Cytoprotective Pathways that Contribute to Lifespan Extension in C. elegans

• Main Author: Shore, David
• Other Authors: Ruvkun, Gary B.
• Language: en_US
• Published: Harvard University 2013
• Subjects: biology; genetics; aging
• Online Access: http://dissertations.umi.com/gsas.harvard:10270; http://nrs.harvard.edu/urn-3:HUL.InstRepos:10288464

Stress tolerance and lifespan are intimately associated. Extension of lifespan is accompanied by increased tolerance of heat, oxidative stress, radiation and other stressors, while genetic perturbations that abrogate lifespan extension compromise stress tolerance. The consistency of this correlation suggests that the mechanisms of longevity extension and stress tolerance are intertwined.
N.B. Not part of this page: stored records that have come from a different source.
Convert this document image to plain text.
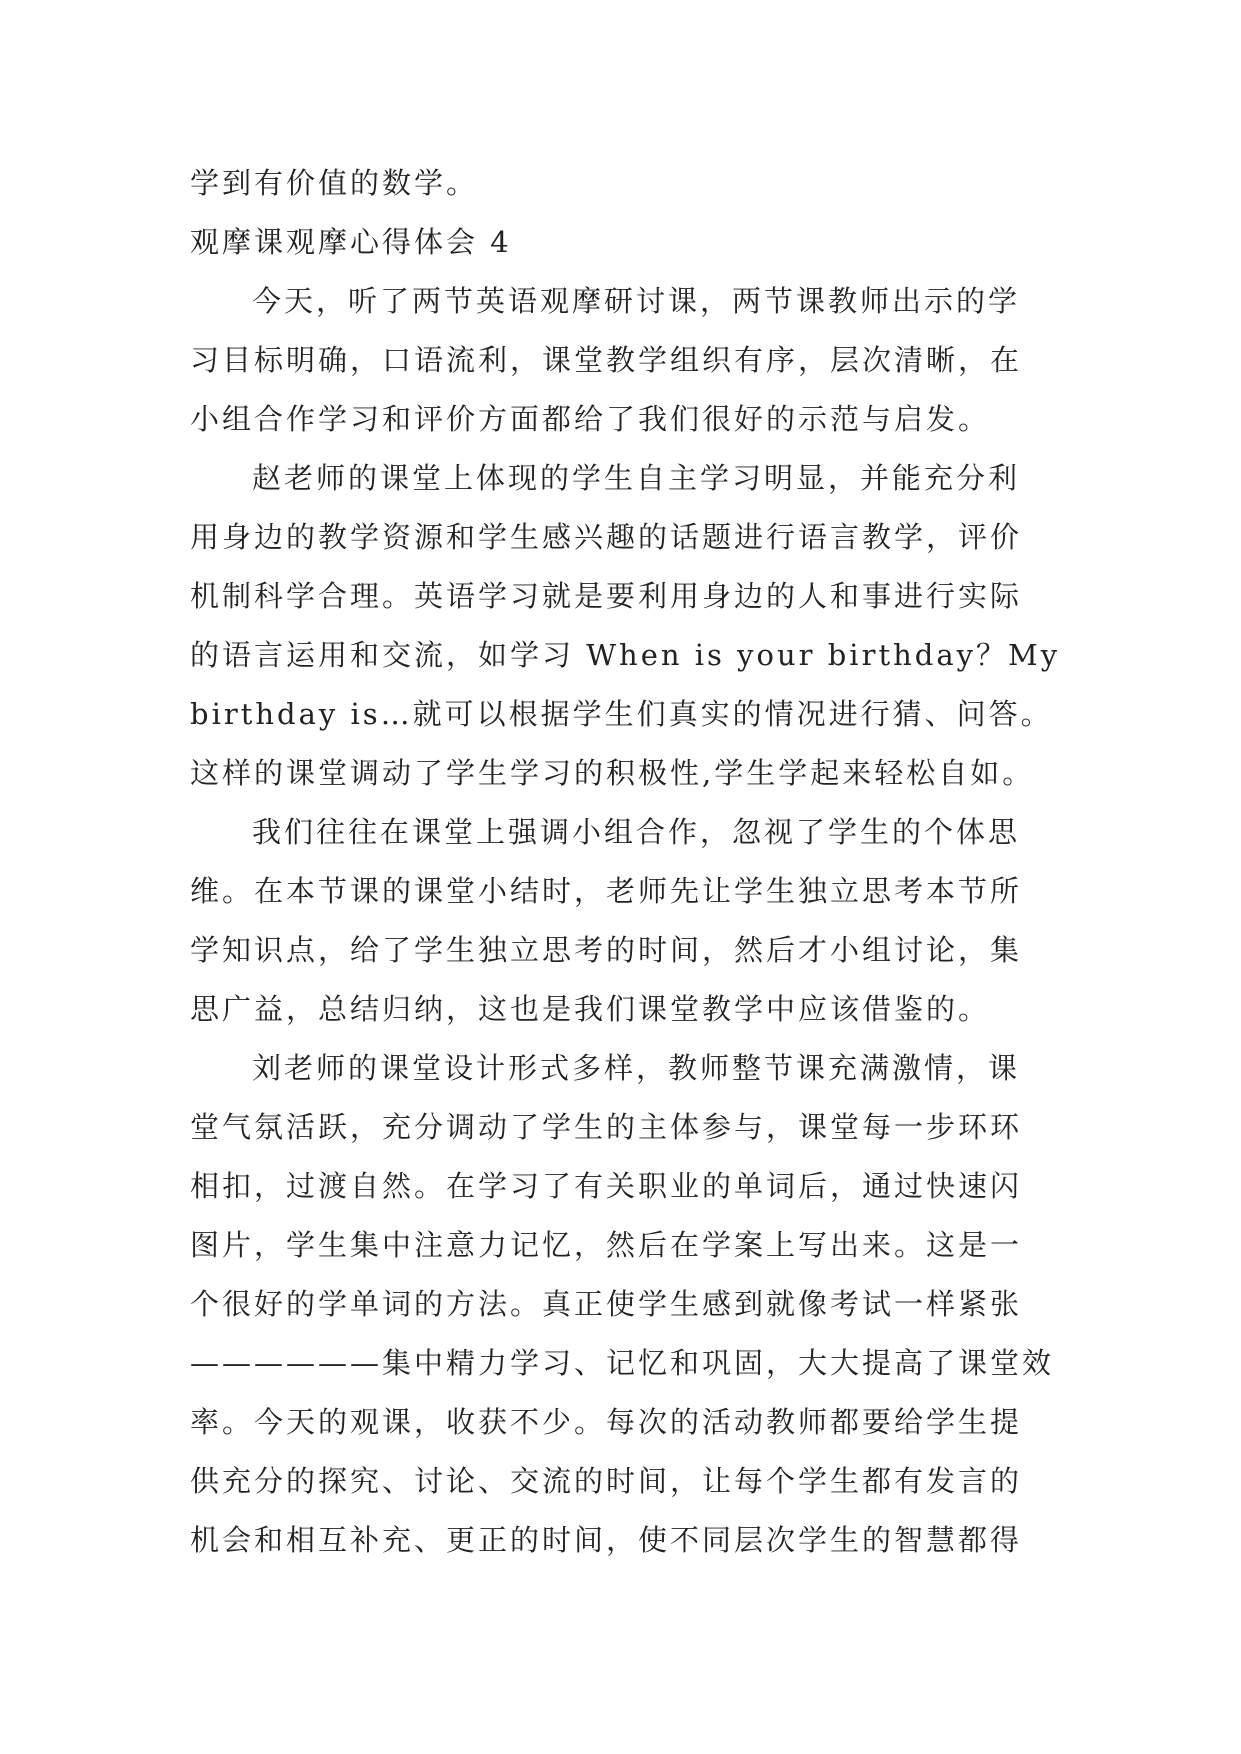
学到有价值的数学。
观摩课观摩心得体会 4
今天，听了两节英语观摩研讨课，两节课教师出示的学
习目标明确，口语流利，课堂教学组织有序，层次清晰，在
小组合作学习和评价方面都给了我们很好的示范与启发。
赵老师的课堂上体现的学生自主学习明显，并能充分利
用身边的教学资源和学生感兴趣的话题进行语言教学，评价
机制科学合理。英语学习就是要利用身边的人和事进行实际
的语言运用和交流，如学习 When is your birthday？My
birthday is…就可以根据学生们真实的情况进行猜、问答。
这样的课堂调动了学生学习的积极性,学生学起来轻松自如。
我们往往在课堂上强调小组合作，忽视了学生的个体思
维。在本节课的课堂小结时，老师先让学生独立思考本节所
学知识点，给了学生独立思考的时间，然后才小组讨论，集
思广益，总结归纳，这也是我们课堂教学中应该借鉴的。
刘老师的课堂设计形式多样，教师整节课充满激情，课
堂气氛活跃，充分调动了学生的主体参与，课堂每一步环环
相扣，过渡自然。在学习了有关职业的单词后，通过快速闪
图片，学生集中注意力记忆，然后在学案上写出来。这是一
个很好的学单词的方法。真正使学生感到就像考试一样紧张
——————集中精力学习、记忆和巩固，大大提高了课堂效
率。今天的观课，收获不少。每次的活动教师都要给学生提
供充分的探究、讨论、交流的时间，让每个学生都有发言的
机会和相互补充、更正的时间，使不同层次学生的智慧都得
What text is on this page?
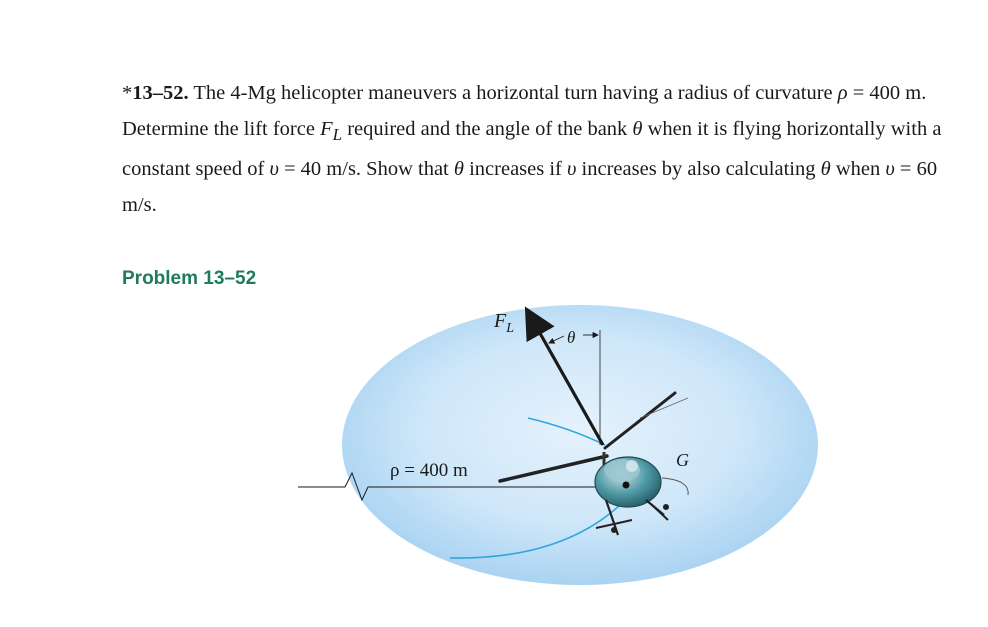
*13–52. The 4-Mg helicopter maneuvers a horizontal turn having a radius of curvature ρ = 400 m. Determine the lift force $F_L$ required and the angle of the bank θ when it is flying horizontally with a constant speed of υ = 40 m/s. Show that θ increases if υ increases by also calculating θ when υ = 60 m/s.
Problem 13–52
$F_L$	θ
ρ = 400 m	G
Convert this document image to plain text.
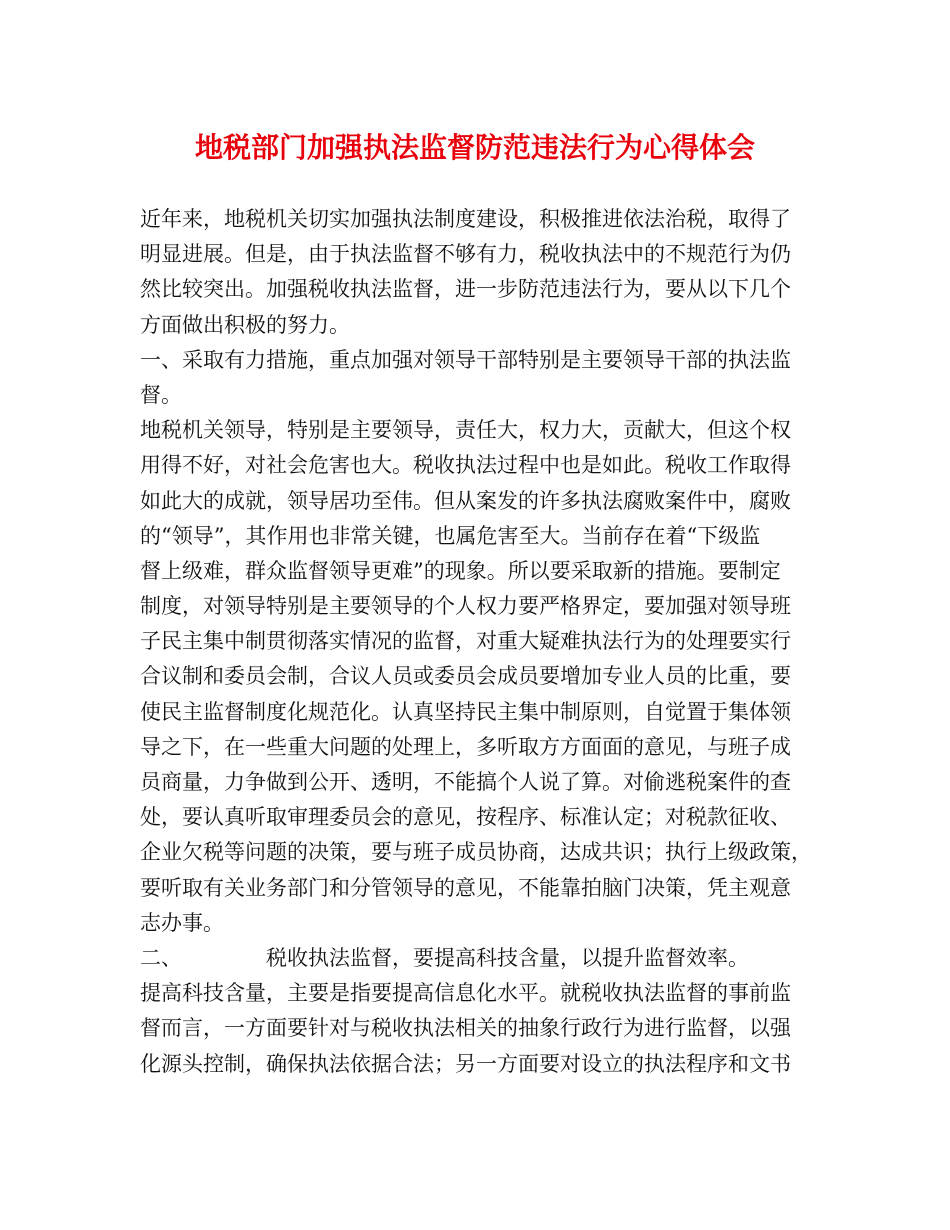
地税部门加强执法监督防范违法行为心得体会
近年来，地税机关切实加强执法制度建设，积极推进依法治税，取得了
明显进展。但是，由于执法监督不够有力，税收执法中的不规范行为仍
然比较突出。加强税收执法监督，进一步防范违法行为，要从以下几个
方面做出积极的努力。
一、采取有力措施，重点加强对领导干部特别是主要领导干部的执法监
督。
地税机关领导，特别是主要领导，责任大，权力大，贡献大，但这个权
用得不好，对社会危害也大。税收执法过程中也是如此。税收工作取得
如此大的成就，领导居功至伟。但从案发的许多执法腐败案件中，腐败
的“领导”，其作用也非常关键，也属危害至大。当前存在着“下级监
督上级难，群众监督领导更难”的现象。所以要采取新的措施。要制定
制度，对领导特别是主要领导的个人权力要严格界定，要加强对领导班
子民主集中制贯彻落实情况的监督，对重大疑难执法行为的处理要实行
合议制和委员会制，合议人员或委员会成员要增加专业人员的比重，要
使民主监督制度化规范化。认真坚持民主集中制原则，自觉置于集体领
导之下，在一些重大问题的处理上，多听取方方面面的意见，与班子成
员商量，力争做到公开、透明，不能搞个人说了算。对偷逃税案件的查
处，要认真听取审理委员会的意见，按程序、标准认定；对税款征收、
企业欠税等问题的决策，要与班子成员协商，达成共识；执行上级政策，
要听取有关业务部门和分管领导的意见，不能靠拍脑门决策，凭主观意
志办事。
二、	税收执法监督，要提高科技含量，以提升监督效率。
提高科技含量，主要是指要提高信息化水平。就税收执法监督的事前监
督而言，一方面要针对与税收执法相关的抽象行政行为进行监督，以强
化源头控制，确保执法依据合法；另一方面要对设立的执法程序和文书
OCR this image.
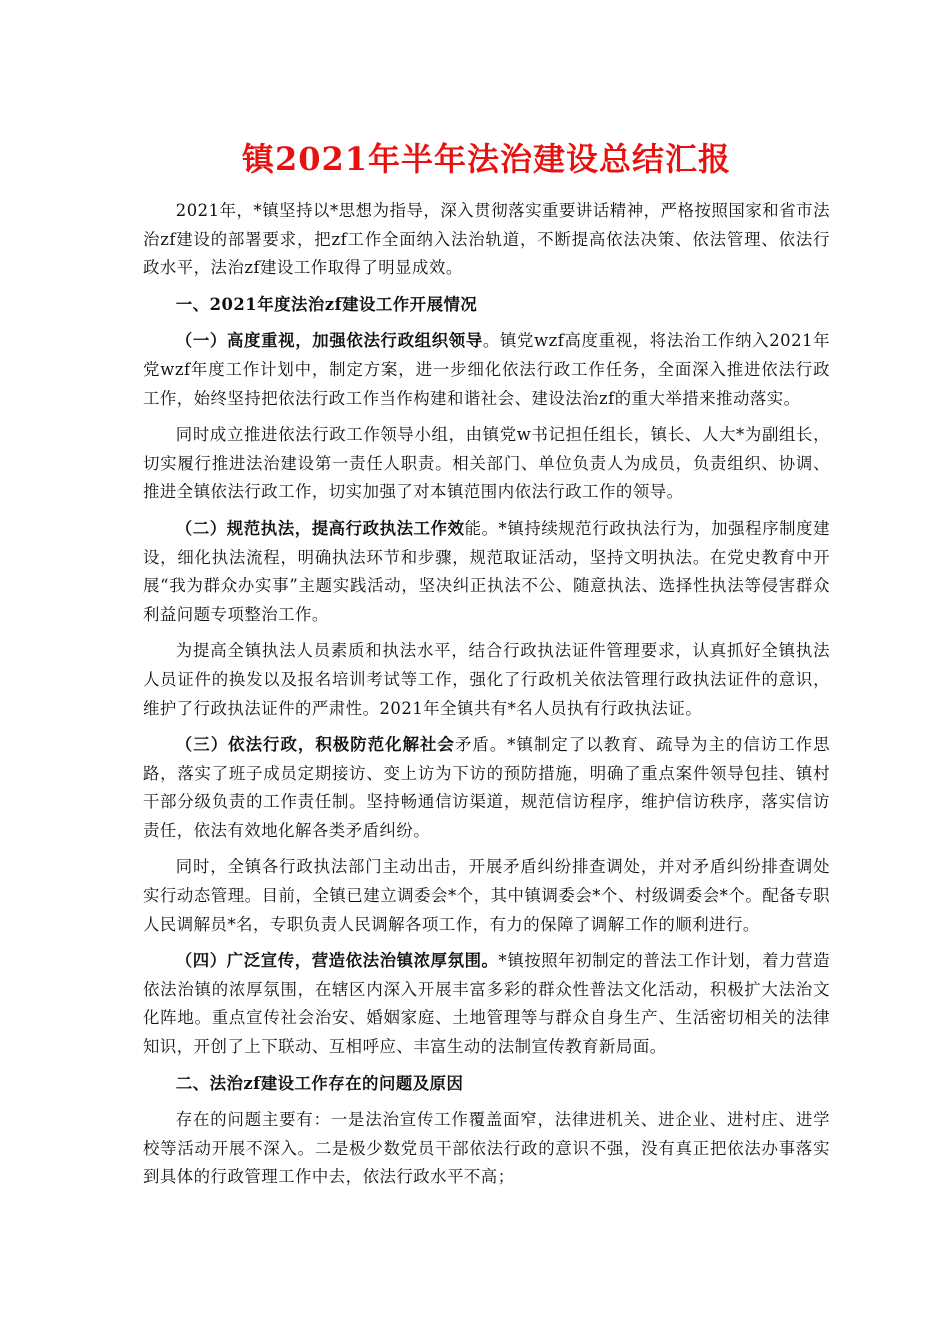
镇2021年半年法治建设总结汇报

2021年，*镇坚持以*思想为指导，深入贯彻落实重要讲话精神，严格按照国家和省市法治zf建设的部署要求，把zf工作全面纳入法治轨道，不断提高依法决策、依法管理、依法行政水平，法治zf建设工作取得了明显成效。

一、2021年度法治zf建设工作开展情况

（一）高度重视，加强依法行政组织领导。镇党wzf高度重视，将法治工作纳入2021年党wzf年度工作计划中，制定方案，进一步细化依法行政工作任务，全面深入推进依法行政工作，始终坚持把依法行政工作当作构建和谐社会、建设法治zf的重大举措来推动落实。

同时成立推进依法行政工作领导小组，由镇党w书记担任组长，镇长、人大*为副组长，切实履行推进法治建设第一责任人职责。相关部门、单位负责人为成员，负责组织、协调、推进全镇依法行政工作，切实加强了对本镇范围内依法行政工作的领导。

（二）规范执法，提高行政执法工作效能。*镇持续规范行政执法行为，加强程序制度建设，细化执法流程，明确执法环节和步骤，规范取证活动，坚持文明执法。在党史教育中开展“我为群众办实事”主题实践活动，坚决纠正执法不公、随意执法、选择性执法等侵害群众利益问题专项整治工作。

为提高全镇执法人员素质和执法水平，结合行政执法证件管理要求，认真抓好全镇执法人员证件的换发以及报名培训考试等工作，强化了行政机关依法管理行政执法证件的意识，维护了行政执法证件的严肃性。2021年全镇共有*名人员执有行政执法证。

（三）依法行政，积极防范化解社会矛盾。*镇制定了以教育、疏导为主的信访工作思路，落实了班子成员定期接访、变上访为下访的预防措施，明确了重点案件领导包挂、镇村干部分级负责的工作责任制。坚持畅通信访渠道，规范信访程序，维护信访秩序，落实信访责任，依法有效地化解各类矛盾纠纷。

同时，全镇各行政执法部门主动出击，开展矛盾纠纷排查调处，并对矛盾纠纷排查调处实行动态管理。目前，全镇已建立调委会*个，其中镇调委会*个、村级调委会*个。配备专职人民调解员*名，专职负责人民调解各项工作，有力的保障了调解工作的顺利进行。

（四）广泛宣传，营造依法治镇浓厚氛围。*镇按照年初制定的普法工作计划，着力营造依法治镇的浓厚氛围，在辖区内深入开展丰富多彩的群众性普法文化活动，积极扩大法治文化阵地。重点宣传社会治安、婚姻家庭、土地管理等与群众自身生产、生活密切相关的法律知识，开创了上下联动、互相呼应、丰富生动的法制宣传教育新局面。

二、法治zf建设工作存在的问题及原因

存在的问题主要有：一是法治宣传工作覆盖面窄，法律进机关、进企业、进村庄、进学校等活动开展不深入。二是极少数党员干部依法行政的意识不强，没有真正把依法办事落实到具体的行政管理工作中去，依法行政水平不高；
However, the contributions of individual cytoprotective mechanisms to lifespan extension under each of these conditions, and the cascades by which they are regulated, are largely unknown. Treatments that confer lifespan extension include the inhibition of feeding, insulin/IGF-1 signaling, metabolism and translation. We have examined diverse stress-responsive pathways to isolate those that contribute to one or more modes of longevity extension in C. elegans. Initial results revealed an association of longevity with mitochondrial and endoplasmic reticulum unfolded protein responses, oxidative stress response, xenobiotic detoxification and developmental arrest. To gain insight into the regulation of these responses in lifespan extension, we employed gene inactivation and mutagenic screens to identify the genetic pathways that couple the induction of cytoprotective pathways to longevity-regulatory programs. We have identified a set of 25 genes required for both cytoprotective response and lifespan extension. These genes elaborate the regulatory cascades that mediate longevity and provide insight into the complexity of cytoprotective networks.